At its core, this is a crisis of the state, or rather, the absence of the state. In each of the three countries, the authority of the state has been eroded to the point that there is no longer any meaningful control of the territory, either in part or in whole. Combined, their coastlines along these most sensitive waterways measure around 5,300km, which is only slightly less than the distance between Moscow and Beijing.
These sovereignty vacuums give an opening to opportunists keen to interfere for leverage and gain. Unless this danger is challenged, the region will remain trapped in a cycle of denial and destruction, with instability from Bab al-Mandab to the Suez Canal.

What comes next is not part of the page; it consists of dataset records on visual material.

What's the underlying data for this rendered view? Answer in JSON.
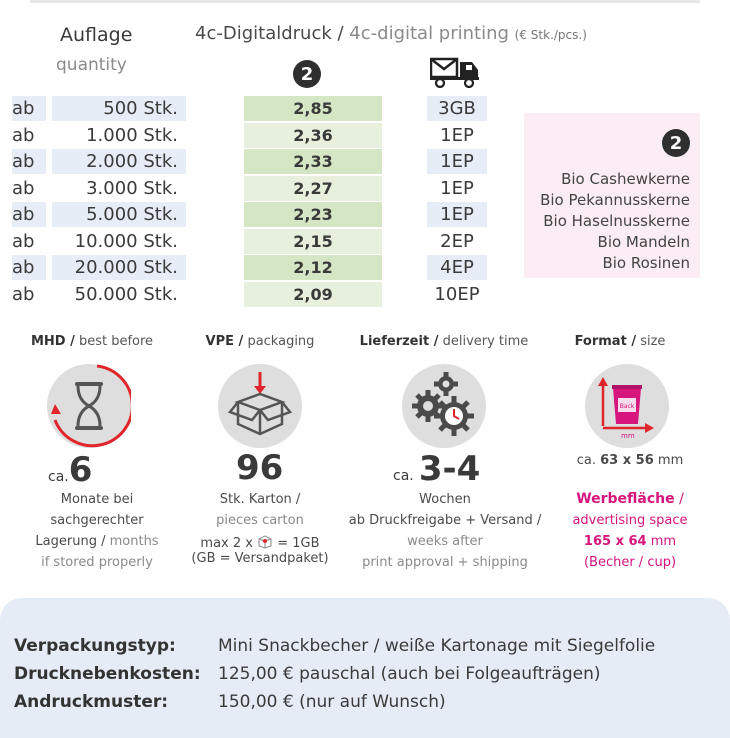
{
  "header": {
    "auflage": "Auflage",
    "quantity": "quantity",
    "title_de": "4c-Digitaldruck /",
    "title_en": "4c-digital printing",
    "title_unit": "(€ Stk./pcs.)",
    "badge": "2",
    "truck_icon": "mail-truck-icon"
  },
  "rows": [
    {
      "ab": "ab",
      "qty": "500 Stk.",
      "price": "2,85",
      "ship": "3GB"
    },
    {
      "ab": "ab",
      "qty": "1.000 Stk.",
      "price": "2,36",
      "ship": "1EP"
    },
    {
      "ab": "ab",
      "qty": "2.000 Stk.",
      "price": "2,33",
      "ship": "1EP"
    },
    {
      "ab": "ab",
      "qty": "3.000 Stk.",
      "price": "2,27",
      "ship": "1EP"
    },
    {
      "ab": "ab",
      "qty": "5.000 Stk.",
      "price": "2,23",
      "ship": "1EP"
    },
    {
      "ab": "ab",
      "qty": "10.000 Stk.",
      "price": "2,15",
      "ship": "2EP"
    },
    {
      "ab": "ab",
      "qty": "20.000 Stk.",
      "price": "2,12",
      "ship": "4EP"
    },
    {
      "ab": "ab",
      "qty": "50.000 Stk.",
      "price": "2,09",
      "ship": "10EP"
    }
  ],
  "side": {
    "badge": "2",
    "items": [
      "Bio Cashewkerne",
      "Bio Pekannusskerne",
      "Bio Haselnusskerne",
      "Bio Mandeln",
      "Bio Rosinen"
    ]
  },
  "mhd": {
    "label_de": "MHD /",
    "label_en": "best before",
    "ca": "ca.",
    "value": "6",
    "line1": "Monate bei",
    "line2": "sachgerechter",
    "line3a": "Lagerung /",
    "line3b": "months",
    "line4": "if stored properly"
  },
  "vpe": {
    "label_de": "VPE /",
    "label_en": "packaging",
    "value": "96",
    "line1": "Stk. Karton /",
    "line2": "pieces carton",
    "line3a": "max 2 x",
    "line3b": "= 1GB",
    "line4": "(GB = Versandpaket)"
  },
  "delivery": {
    "label_de": "Lieferzeit /",
    "label_en": "delivery time",
    "ca": "ca.",
    "value": "3-4",
    "line1": "Wochen",
    "line2": "ab Druckfreigabe + Versand /",
    "line3": "weeks after",
    "line4": "print approval + shipping"
  },
  "format": {
    "label_de": "Format /",
    "label_en": "size",
    "cup_label": "Back",
    "mm": "mm",
    "size_ca": "ca.",
    "size_val": "63 x 56",
    "size_unit": "mm",
    "ad_de": "Werbefläche",
    "ad_sep": "/",
    "ad_en": "advertising space",
    "ad_size": "165 x 64",
    "ad_unit": "mm",
    "ad_note": "(Becher / cup)"
  },
  "bottom": [
    {
      "label": "Verpackungstyp:",
      "value": "Mini Snackbecher / weiße Kartonage mit Siegelfolie"
    },
    {
      "label": "Drucknebenkosten:",
      "value": "125,00 € pauschal (auch bei Folgeaufträgen)"
    },
    {
      "label": "Andruckmuster:",
      "value": "150,00 € (nur auf Wunsch)"
    }
  ],
  "colors": {
    "accent_pink": "#d6157d",
    "price_green": "#d4e6c3",
    "row_blue": "#e7edf7",
    "side_pink": "#fbedf3",
    "bottom_blue": "#e6ecf6"
  }
}
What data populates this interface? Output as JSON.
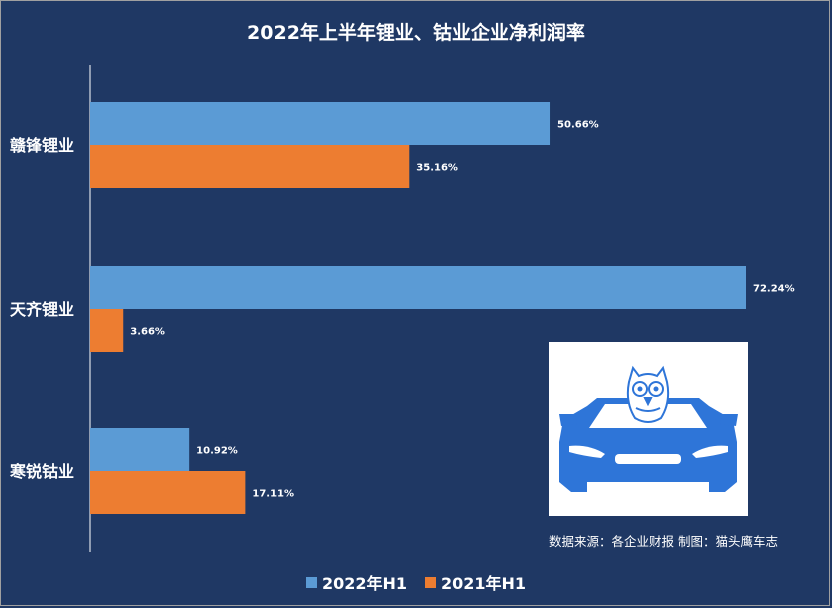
{
  "chart_data": {
    "type": "bar",
    "orientation": "horizontal",
    "title": "2022年上半年锂业、钴业企业净利润率",
    "categories": [
      "赣锋锂业",
      "天齐锂业",
      "寒锐钴业"
    ],
    "series": [
      {
        "name": "2022年H1",
        "color": "#5b9bd5",
        "values": [
          50.66,
          72.24,
          10.92
        ],
        "labels": [
          "50.66%",
          "72.24%",
          "10.92%"
        ]
      },
      {
        "name": "2021年H1",
        "color": "#ed7d31",
        "values": [
          35.16,
          3.66,
          17.11
        ],
        "labels": [
          "35.16%",
          "3.66%",
          "17.11%"
        ]
      }
    ],
    "xlim": [
      0,
      72.24
    ],
    "grid": false,
    "legend_position": "bottom"
  },
  "source_note": "数据来源：各企业财报  制图：猫头鹰车志",
  "logo": {
    "icon": "owl-in-car-icon",
    "color": "#2e75d8"
  },
  "colors": {
    "background": "#1f3864",
    "text": "#ffffff",
    "axis": "#ffffff"
  }
}
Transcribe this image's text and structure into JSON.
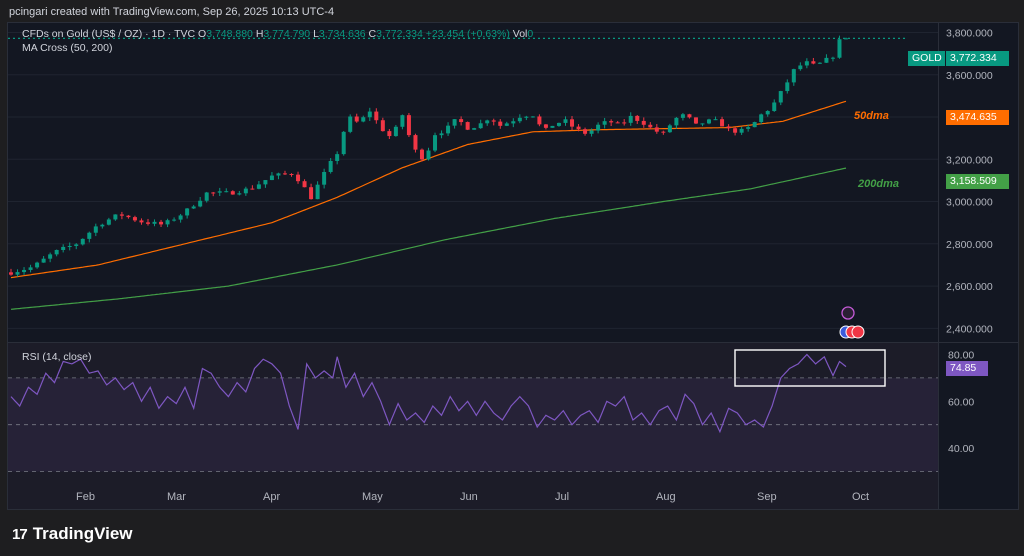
{
  "header": {
    "credit": "pcingari created with TradingView.com, Sep 26, 2025 10:13 UTC-4"
  },
  "legend": {
    "symbol": "CFDs on Gold (US$ / OZ) · 1D · TVC",
    "o_label": "O",
    "o": "3,748.880",
    "h_label": "H",
    "h": "3,774.790",
    "l_label": "L",
    "l": "3,734.636",
    "c_label": "C",
    "c": "3,772.334",
    "change": "+23.454 (+0.63%)",
    "vol_label": "Vol",
    "vol": "0",
    "ma": "MA Cross (50, 200)",
    "rsi": "RSI (14, close)"
  },
  "tags": {
    "gold_name": "GOLD",
    "gold_price": "3,772.334",
    "ma50_price": "3,474.635",
    "ma200_price": "3,158.509",
    "rsi_value": "74.85"
  },
  "labels": {
    "ma50": "50dma",
    "ma200": "200dma"
  },
  "footer": {
    "brand": "TradingView"
  },
  "colors": {
    "up": "#089981",
    "down": "#f23645",
    "ma50": "#ff6d00",
    "ma200": "#43a047",
    "rsi": "#7e57c2",
    "background": "#131722"
  },
  "chart_data": [
    {
      "type": "candlestick",
      "title": "CFDs on Gold (US$ / OZ) · 1D · TVC",
      "x_ticks": [
        "Feb",
        "Mar",
        "Apr",
        "May",
        "Jun",
        "Jul",
        "Aug",
        "Sep",
        "Oct"
      ],
      "y_ticks": [
        2400,
        2600,
        2800,
        3000,
        3200,
        3400,
        3600,
        3800
      ],
      "y_tick_labels": [
        "2,400.000",
        "2,600.000",
        "2,800.000",
        "3,000.000",
        "3,200.000",
        "3,400.000",
        "3,600.000",
        "3,800.000"
      ],
      "ylim": [
        2340,
        3845
      ],
      "last": {
        "open": 3748.88,
        "high": 3774.79,
        "low": 3734.636,
        "close": 3772.334
      },
      "close_anchors": [
        [
          0,
          2665
        ],
        [
          10,
          2690
        ],
        [
          20,
          2760
        ],
        [
          30,
          2800
        ],
        [
          40,
          2890
        ],
        [
          50,
          2940
        ],
        [
          60,
          2905
        ],
        [
          70,
          2890
        ],
        [
          80,
          2950
        ],
        [
          90,
          3040
        ],
        [
          100,
          3040
        ],
        [
          110,
          3060
        ],
        [
          120,
          3120
        ],
        [
          130,
          3135
        ],
        [
          138,
          3020
        ],
        [
          145,
          3150
        ],
        [
          150,
          3230
        ],
        [
          155,
          3400
        ],
        [
          160,
          3370
        ],
        [
          165,
          3430
        ],
        [
          170,
          3350
        ],
        [
          175,
          3300
        ],
        [
          180,
          3410
        ],
        [
          185,
          3250
        ],
        [
          190,
          3200
        ],
        [
          195,
          3320
        ],
        [
          200,
          3340
        ],
        [
          205,
          3390
        ],
        [
          210,
          3350
        ],
        [
          215,
          3360
        ],
        [
          220,
          3400
        ],
        [
          225,
          3360
        ],
        [
          230,
          3380
        ],
        [
          235,
          3410
        ],
        [
          240,
          3410
        ],
        [
          245,
          3330
        ],
        [
          250,
          3370
        ],
        [
          255,
          3380
        ],
        [
          260,
          3340
        ],
        [
          265,
          3320
        ],
        [
          270,
          3360
        ],
        [
          275,
          3380
        ],
        [
          280,
          3360
        ],
        [
          285,
          3400
        ],
        [
          290,
          3380
        ],
        [
          295,
          3340
        ],
        [
          300,
          3320
        ],
        [
          305,
          3390
        ],
        [
          310,
          3410
        ],
        [
          315,
          3360
        ],
        [
          320,
          3380
        ],
        [
          325,
          3380
        ],
        [
          330,
          3340
        ],
        [
          335,
          3330
        ],
        [
          340,
          3350
        ],
        [
          345,
          3410
        ],
        [
          350,
          3450
        ],
        [
          355,
          3530
        ],
        [
          360,
          3620
        ],
        [
          365,
          3660
        ],
        [
          370,
          3640
        ],
        [
          375,
          3670
        ],
        [
          378,
          3690
        ],
        [
          381,
          3760
        ],
        [
          384,
          3772.334
        ]
      ],
      "series": [
        {
          "name": "50dma",
          "last": 3474.635,
          "anchors": [
            [
              0,
              2640
            ],
            [
              40,
              2700
            ],
            [
              80,
              2800
            ],
            [
              120,
              2900
            ],
            [
              150,
              3020
            ],
            [
              180,
              3160
            ],
            [
              210,
              3270
            ],
            [
              240,
              3330
            ],
            [
              270,
              3340
            ],
            [
              300,
              3345
            ],
            [
              330,
              3350
            ],
            [
              355,
              3380
            ],
            [
              384,
              3474.635
            ]
          ]
        },
        {
          "name": "200dma",
          "last": 3158.509,
          "anchors": [
            [
              0,
              2490
            ],
            [
              50,
              2540
            ],
            [
              100,
              2600
            ],
            [
              150,
              2700
            ],
            [
              200,
              2820
            ],
            [
              250,
              2920
            ],
            [
              300,
              3000
            ],
            [
              340,
              3060
            ],
            [
              384,
              3158.509
            ]
          ]
        }
      ]
    },
    {
      "type": "line",
      "title": "RSI (14, close)",
      "y_ticks": [
        40,
        60,
        80
      ],
      "y_tick_labels": [
        "40.00",
        "60.00",
        "80.00"
      ],
      "bands": [
        30,
        50,
        70
      ],
      "ylim": [
        28.5,
        81.5
      ],
      "last": 74.85,
      "anchors": [
        [
          0,
          62
        ],
        [
          4,
          58
        ],
        [
          8,
          66
        ],
        [
          12,
          63
        ],
        [
          16,
          72
        ],
        [
          20,
          68
        ],
        [
          24,
          77
        ],
        [
          28,
          76
        ],
        [
          32,
          78
        ],
        [
          36,
          72
        ],
        [
          40,
          73
        ],
        [
          44,
          67
        ],
        [
          48,
          70
        ],
        [
          52,
          65
        ],
        [
          56,
          68
        ],
        [
          60,
          60
        ],
        [
          64,
          66
        ],
        [
          68,
          57
        ],
        [
          72,
          62
        ],
        [
          76,
          59
        ],
        [
          80,
          66
        ],
        [
          84,
          57
        ],
        [
          88,
          74
        ],
        [
          92,
          72
        ],
        [
          96,
          66
        ],
        [
          100,
          62
        ],
        [
          104,
          68
        ],
        [
          108,
          64
        ],
        [
          112,
          74
        ],
        [
          116,
          78
        ],
        [
          120,
          76
        ],
        [
          124,
          72
        ],
        [
          128,
          58
        ],
        [
          132,
          48
        ],
        [
          136,
          76
        ],
        [
          140,
          70
        ],
        [
          144,
          73
        ],
        [
          148,
          70
        ],
        [
          150,
          79
        ],
        [
          154,
          66
        ],
        [
          158,
          72
        ],
        [
          162,
          62
        ],
        [
          166,
          68
        ],
        [
          170,
          60
        ],
        [
          174,
          50
        ],
        [
          178,
          59
        ],
        [
          182,
          52
        ],
        [
          186,
          55
        ],
        [
          190,
          51
        ],
        [
          194,
          58
        ],
        [
          198,
          54
        ],
        [
          202,
          62
        ],
        [
          206,
          56
        ],
        [
          210,
          60
        ],
        [
          214,
          54
        ],
        [
          218,
          60
        ],
        [
          222,
          55
        ],
        [
          226,
          52
        ],
        [
          230,
          58
        ],
        [
          234,
          62
        ],
        [
          238,
          58
        ],
        [
          242,
          49
        ],
        [
          246,
          54
        ],
        [
          250,
          52
        ],
        [
          254,
          56
        ],
        [
          258,
          50
        ],
        [
          262,
          54
        ],
        [
          266,
          56
        ],
        [
          270,
          51
        ],
        [
          274,
          60
        ],
        [
          278,
          58
        ],
        [
          282,
          62
        ],
        [
          286,
          52
        ],
        [
          290,
          55
        ],
        [
          294,
          50
        ],
        [
          298,
          56
        ],
        [
          302,
          58
        ],
        [
          306,
          52
        ],
        [
          310,
          63
        ],
        [
          314,
          59
        ],
        [
          318,
          50
        ],
        [
          322,
          55
        ],
        [
          326,
          47
        ],
        [
          330,
          57
        ],
        [
          334,
          55
        ],
        [
          338,
          50
        ],
        [
          342,
          52
        ],
        [
          346,
          49
        ],
        [
          350,
          58
        ],
        [
          354,
          70
        ],
        [
          358,
          74
        ],
        [
          362,
          76
        ],
        [
          366,
          80
        ],
        [
          370,
          76
        ],
        [
          374,
          79
        ],
        [
          378,
          71
        ],
        [
          381,
          77
        ],
        [
          384,
          74.85
        ]
      ]
    }
  ]
}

The Red Sea is no longer just a global shipping route enabling the passage of goods and energy between Europe, Asia, and the Gulf. Today, it has become a reflection of state collapse along its shores. When the state falls or fractures, the sea no longer serves as a natural boundary or border that protects sovereignty; it becomes an instrument of pressure, a tool of blackmail, and an arena for a black-market economy.
Today’s problems are no geographical coincidence. Rather, they are a direct political outcome of efforts by actors with agendas. That outcome is long coastlines with no central authority to police them, no state institutions with a monopoly over the use of force, and war economies that feed on chaos and disorder.

A splintered Yemen
In Yemen, the sea is no longer on the margins of the conflict; it is part of it. Bab al-Mandab, a narrow chokepoint controlling one of the world’s most vital trade arteries, has been held hostage by the Yemen-based Houthi militia, which currently controls the Yemeni capital, Sanaa. More broadly, the Strait is held to ransom by armed non-state actors taking advantage of internal disputes and political fragmentation. In essence, they have put a chokehold on the maritime chokepoint.
The Houthis are not Yemen’s only problem. In the south, secessionists have been greatly encouraged by foreign assistance, to the point late last year that Aidarous al-Zubaidi, the former head of the Southern Transitional Council (STC), ordered his forces to seize several strategic governorates controlled by the internationally legitimate state authority, whose representatives were simultaneously forces out of Aden.
Yemen’s problems are therefore no longer confined to missiles or boats; they stem from the collapse of the very idea of the state, which in turn endangers navigation and prolongs the suffering of millions. The confrontation waged by the legitimate government (represented by the Presidential Leadership Council) and its National Shield Forces against the secessionists cannot be read outside this context. The swift action to contain the STC signalled a new alignment against the militias.
Somalia and Sudan
In Somalia, the same equation reappears in another form. The country has one of Africa’s longest coastlines, a weak central state based in Mogadishu, competing authorities, and armed groups who engage in smuggling and piracy. This leaves the coast ungoverned, the law unenforced, and the ports a target for militias.
Just as in Yemen, Somalia is dealing with a secessionist entity that claims control of the territory known as Somaliland. This entity has declared itself a state and was recently recognised as such by Israel, the first UN member state to do so. This rang alarm bells for other states in the region, not least Egypt. Why, Cairo asked, was a Somali secessionist entity being supported both diplomatically and practically?

In Sudan, a brutal civil war approaching its third year has led to a crisis that now reaches beyond its borders. Africa’s third-largest country (and the 16th-largest country in the world), Sudan’s size, history, and strategic location mean that when it begins to break apart, the consequences are not contained domestically. In this case, they spill across the entire African shore of the Red Sea.
A state with no authoritative centre means porous borders, weapons smuggling, looting, and coastlines that become launchpads for aggressive action. In short, when the state collapses on land, stability at sea also collapses.